Watch the video of Liz’s Q&A with Lamon here.

Of course, the key question now is who organized and coordinated Republicans in these five states to use the same template for their fake elector slates? (Hint: It was Rudy.) In other Jim Lamon news, his primary campaign ads suggest he, and the base, are having a normal one. 

Dirty Lizness Liz Cheney’s vote for impeachment and unalloyed condemnation of Donald Trump and his anti-democratic enablers has made her Trumpist enemy #1 in 2022. Just this week fellow House Republicans in the coup-backing Freedom Caucus were plotting her removal from the GOP. Usually state party officials stay neutral when primaries blow up, but it turns out the chair of the Wyoming GOP, Frank Eathorne, attended the Jan. 6 rally in Washington and is a member of the Oath Keepers. Yup, the militia guys whose founder just got indicted for seditious conspiracy. Eathorne was apparently too much for even Steve Bannon at one point when he suggested Wyoming’s secession from the United States.

‘Noble purpose’ — Voting-machine makers SmartMatic and Dominion have been churning out the lawsuits against all the Trumpist lawyers and right-wing propaganda outlets they allege ruined their businesses with election lies. Ten torts have been filed so far, seeking billions against people like Rudy Giuliani, Sidney Powell, Newsmax, One America News Network, etc. 

This week SmartMatic hit pillow tycoon and messianic fabulist Mike Lindell with #11, seeking unspecified federal damages from his conspiracy theories. The company says Lindell robbed it of $2 billion of its $3 billion value, all to further election “lies” and for “the noble purpose  of selling his pillows.” Here’s the complaint.
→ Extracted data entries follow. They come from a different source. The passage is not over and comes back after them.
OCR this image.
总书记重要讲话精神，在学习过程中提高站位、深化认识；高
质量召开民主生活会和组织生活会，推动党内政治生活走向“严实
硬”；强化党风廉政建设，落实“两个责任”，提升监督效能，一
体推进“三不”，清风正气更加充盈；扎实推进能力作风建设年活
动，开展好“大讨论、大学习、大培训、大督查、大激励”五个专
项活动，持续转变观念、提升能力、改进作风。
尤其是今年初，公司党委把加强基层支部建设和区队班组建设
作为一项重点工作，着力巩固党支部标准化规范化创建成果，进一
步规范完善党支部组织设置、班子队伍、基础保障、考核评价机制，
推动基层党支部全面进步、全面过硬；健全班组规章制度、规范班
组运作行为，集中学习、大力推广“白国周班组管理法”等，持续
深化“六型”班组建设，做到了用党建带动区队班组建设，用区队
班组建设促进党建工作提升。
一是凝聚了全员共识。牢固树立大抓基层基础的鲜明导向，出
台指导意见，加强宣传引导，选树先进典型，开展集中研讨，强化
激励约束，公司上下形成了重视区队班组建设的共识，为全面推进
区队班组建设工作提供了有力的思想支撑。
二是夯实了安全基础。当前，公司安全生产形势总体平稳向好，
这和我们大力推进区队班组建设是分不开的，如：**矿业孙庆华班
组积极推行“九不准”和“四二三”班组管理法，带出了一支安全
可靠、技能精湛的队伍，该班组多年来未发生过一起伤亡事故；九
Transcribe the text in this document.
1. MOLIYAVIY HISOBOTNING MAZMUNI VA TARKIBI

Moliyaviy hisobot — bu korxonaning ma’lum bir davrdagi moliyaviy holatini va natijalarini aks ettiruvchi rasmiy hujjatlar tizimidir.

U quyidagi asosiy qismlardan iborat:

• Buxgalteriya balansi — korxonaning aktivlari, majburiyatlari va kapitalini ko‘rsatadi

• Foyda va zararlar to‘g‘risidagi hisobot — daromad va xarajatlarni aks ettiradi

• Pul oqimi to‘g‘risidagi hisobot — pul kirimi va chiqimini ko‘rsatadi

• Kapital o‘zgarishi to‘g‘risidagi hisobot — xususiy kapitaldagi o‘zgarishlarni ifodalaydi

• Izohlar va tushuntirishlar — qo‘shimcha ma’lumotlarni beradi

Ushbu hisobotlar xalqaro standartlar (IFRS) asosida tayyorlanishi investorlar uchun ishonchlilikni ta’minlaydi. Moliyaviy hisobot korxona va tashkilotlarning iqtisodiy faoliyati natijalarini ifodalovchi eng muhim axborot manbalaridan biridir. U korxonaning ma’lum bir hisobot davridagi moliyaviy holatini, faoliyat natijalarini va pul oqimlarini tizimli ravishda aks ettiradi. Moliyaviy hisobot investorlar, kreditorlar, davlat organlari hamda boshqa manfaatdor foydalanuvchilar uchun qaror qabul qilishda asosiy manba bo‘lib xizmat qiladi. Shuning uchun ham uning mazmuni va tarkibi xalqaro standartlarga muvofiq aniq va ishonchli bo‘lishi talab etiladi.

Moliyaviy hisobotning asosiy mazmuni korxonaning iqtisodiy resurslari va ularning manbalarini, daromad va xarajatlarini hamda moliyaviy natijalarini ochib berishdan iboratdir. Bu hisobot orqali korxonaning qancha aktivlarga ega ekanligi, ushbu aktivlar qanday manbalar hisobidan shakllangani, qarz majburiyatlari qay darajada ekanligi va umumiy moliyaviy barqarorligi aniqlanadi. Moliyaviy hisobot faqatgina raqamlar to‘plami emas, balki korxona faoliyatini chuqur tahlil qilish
Cough It Epps — Each week in Breaking the Vote we find more evidence of just how deeply myth-based Trumpism has metastasized into the GOP. This week came a fundraising appeal from one-time Trump critic Sen. Ted Cruz, who’s leveraging the lie that Jan. 6 was an inside job fomented by the FBI to raise campaign cash. Cruz is banking on the debunked story that rallygoer Ray Epps was actually an undercover FBI agent. 

But hang on, is that the same Ted Cruz who repeatedly called Jan. 6 an act of terrorism, only to grovel for foregivenss from Tucker Carlson earlier this month? Yeah, that’s him. 

More Like Griftcoin — If you invested in Steve Bannon’s fraudulent We Built the Wall effort, have I got a cryptocurrency opportunity for you! Featuring a guest appearance from Boris Epshteyn.